Une destination peu commune pour ce roman qui se déroule sur une quarantaine d’année. Un tout petit territoire , qui fait peu parler de lui et pourtant, l’histoire l’a peu épargné. Il s’agit de la petit île de Chypre marquée par les difficultés de cohabitions de deux communautés, les chypriotes grecs et les chypriotes turcs. La scission qui a conduit à une partition du territoire a été responsable d’une guerre sanglante et de l’installation d’une haine héréditaire inaccessible à toute négociation.

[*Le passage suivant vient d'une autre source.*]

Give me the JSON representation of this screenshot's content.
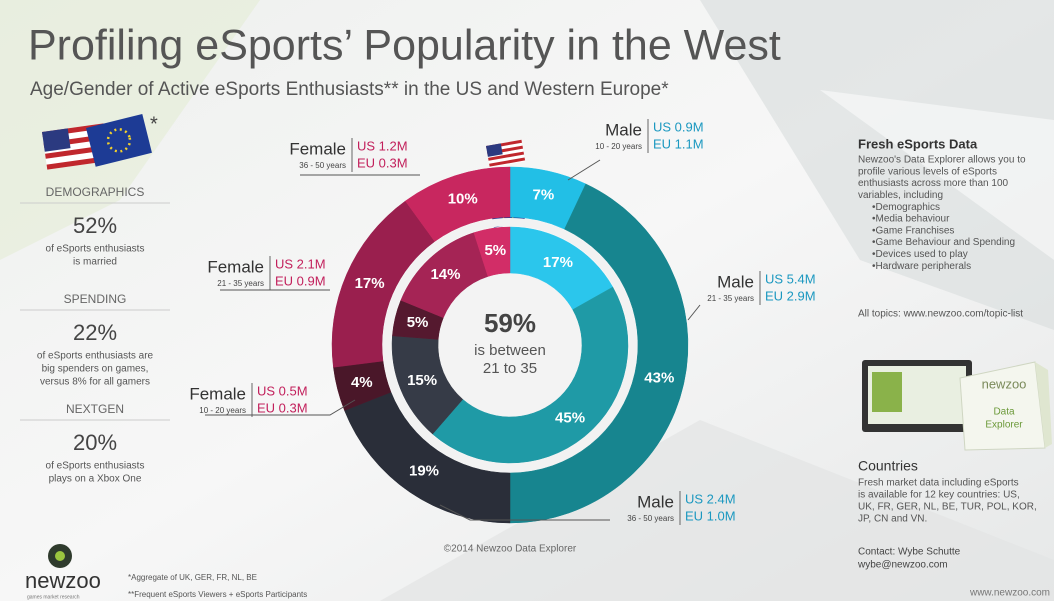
{
  "header": {
    "title": "Profiling eSports’ Popularity in the West",
    "subtitle": "Age/Gender of Active eSports Enthusiasts** in the US and Western Europe*"
  },
  "left_panel": {
    "asterisk": "*",
    "sections": [
      {
        "heading": "DEMOGRAPHICS",
        "stat": "52%",
        "lines": [
          "of eSports enthusiasts",
          "is married"
        ]
      },
      {
        "heading": "SPENDING",
        "stat": "22%",
        "lines": [
          "of eSports enthusiasts are",
          "big spenders on games,",
          "versus 8% for all gamers"
        ]
      },
      {
        "heading": "NEXTGEN",
        "stat": "20%",
        "lines": [
          "of eSports enthusiasts",
          "plays on a Xbox One"
        ]
      }
    ]
  },
  "chart_data": {
    "type": "donut",
    "series": [
      {
        "values": [
          7,
          43,
          19,
          4,
          17,
          10
        ],
        "value_labels": [
          "7%",
          "43%",
          "19%",
          "4%",
          "17%",
          "10%"
        ],
        "colors": [
          "#22bfe6",
          "#17858f",
          "#2a2e39",
          "#4a1729",
          "#9a1f4e",
          "#c8275f"
        ]
      },
      {
        "values": [
          17,
          45,
          15,
          5,
          14,
          5
        ],
        "value_labels": [
          "17%",
          "45%",
          "15%",
          "5%",
          "14%",
          "5%"
        ],
        "colors": [
          "#2bc6ec",
          "#1f9aa6",
          "#363b47",
          "#55192f",
          "#a52455",
          "#d22d67"
        ]
      }
    ],
    "center": {
      "stat": "59%",
      "lines": [
        "is between",
        "21 to 35"
      ]
    },
    "annotations": [
      {
        "gender": "Male",
        "age": "10 - 20 years",
        "us": "US 0.9M",
        "eu": "EU 1.1M"
      },
      {
        "gender": "Male",
        "age": "21 - 35 years",
        "us": "US 5.4M",
        "eu": "EU 2.9M"
      },
      {
        "gender": "Male",
        "age": "36 - 50 years",
        "us": "US 2.4M",
        "eu": "EU 1.0M"
      },
      {
        "gender": "Female",
        "age": "10 - 20 years",
        "us": "US 0.5M",
        "eu": "EU 0.3M"
      },
      {
        "gender": "Female",
        "age": "21 - 35 years",
        "us": "US 2.1M",
        "eu": "EU 0.9M"
      },
      {
        "gender": "Female",
        "age": "36 - 50 years",
        "us": "US 1.2M",
        "eu": "EU 0.3M"
      }
    ]
  },
  "right_panel": {
    "title": "Fresh eSports Data",
    "lines": [
      "Newzoo's Data Explorer allows you to",
      "profile various levels of eSports",
      "enthusiasts across more than 100",
      "variables, including",
      "•Demographics",
      "•Media behaviour",
      "•Game Franchises",
      "•Game Behaviour and Spending",
      "•Devices used to play",
      "•Hardware peripherals"
    ],
    "link": "All topics: www.newzoo.com/topic-list",
    "product": {
      "brand": "newzoo",
      "lines": [
        "Data",
        "Explorer"
      ]
    },
    "countries_title": "Countries",
    "countries_lines": [
      "Fresh market data including eSports",
      "is available for 12 key countries: US,",
      "UK, FR, GER, NL, BE, TUR, POL, KOR,",
      "JP, CN and VN."
    ],
    "contact": [
      "Contact: Wybe Schutte",
      "wybe@newzoo.com"
    ],
    "website": "www.newzoo.com"
  },
  "footer": {
    "credit": "©2014 Newzoo Data Explorer",
    "notes": [
      "*Aggregate of UK, GER, FR, NL, BE",
      "**Frequent eSports Viewers + eSports Participants"
    ],
    "brand": "newzoo",
    "tagline": "games market research"
  }
}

Nous suivrons l’histoire chaotique de l’île à travers le destin de deux familles et de l’amour impossible d’Aridné et de Ioannis, renouvelant le drame des Montaigu et des Capulet.



Très intéressant sur le plan historique, car ce conflit durable et violent n’a pas été très médiatisé. La situation complexe de l’’île sous-tend pourtant un contexte politique particulier, opposant la Turquie et la Grèce.



Par contre l’histoire familiale est difficile à suivre. Les nombreux personnages et les époques se mêlent, en une confusion que l’auteur tente de dissiper en restituant, jusqu’à la fin du récit, la place respective de chacun.



Lecture mitigée donc, appréciée pour les connaissances historiques et politiques, moins pour l’histoire romanesque.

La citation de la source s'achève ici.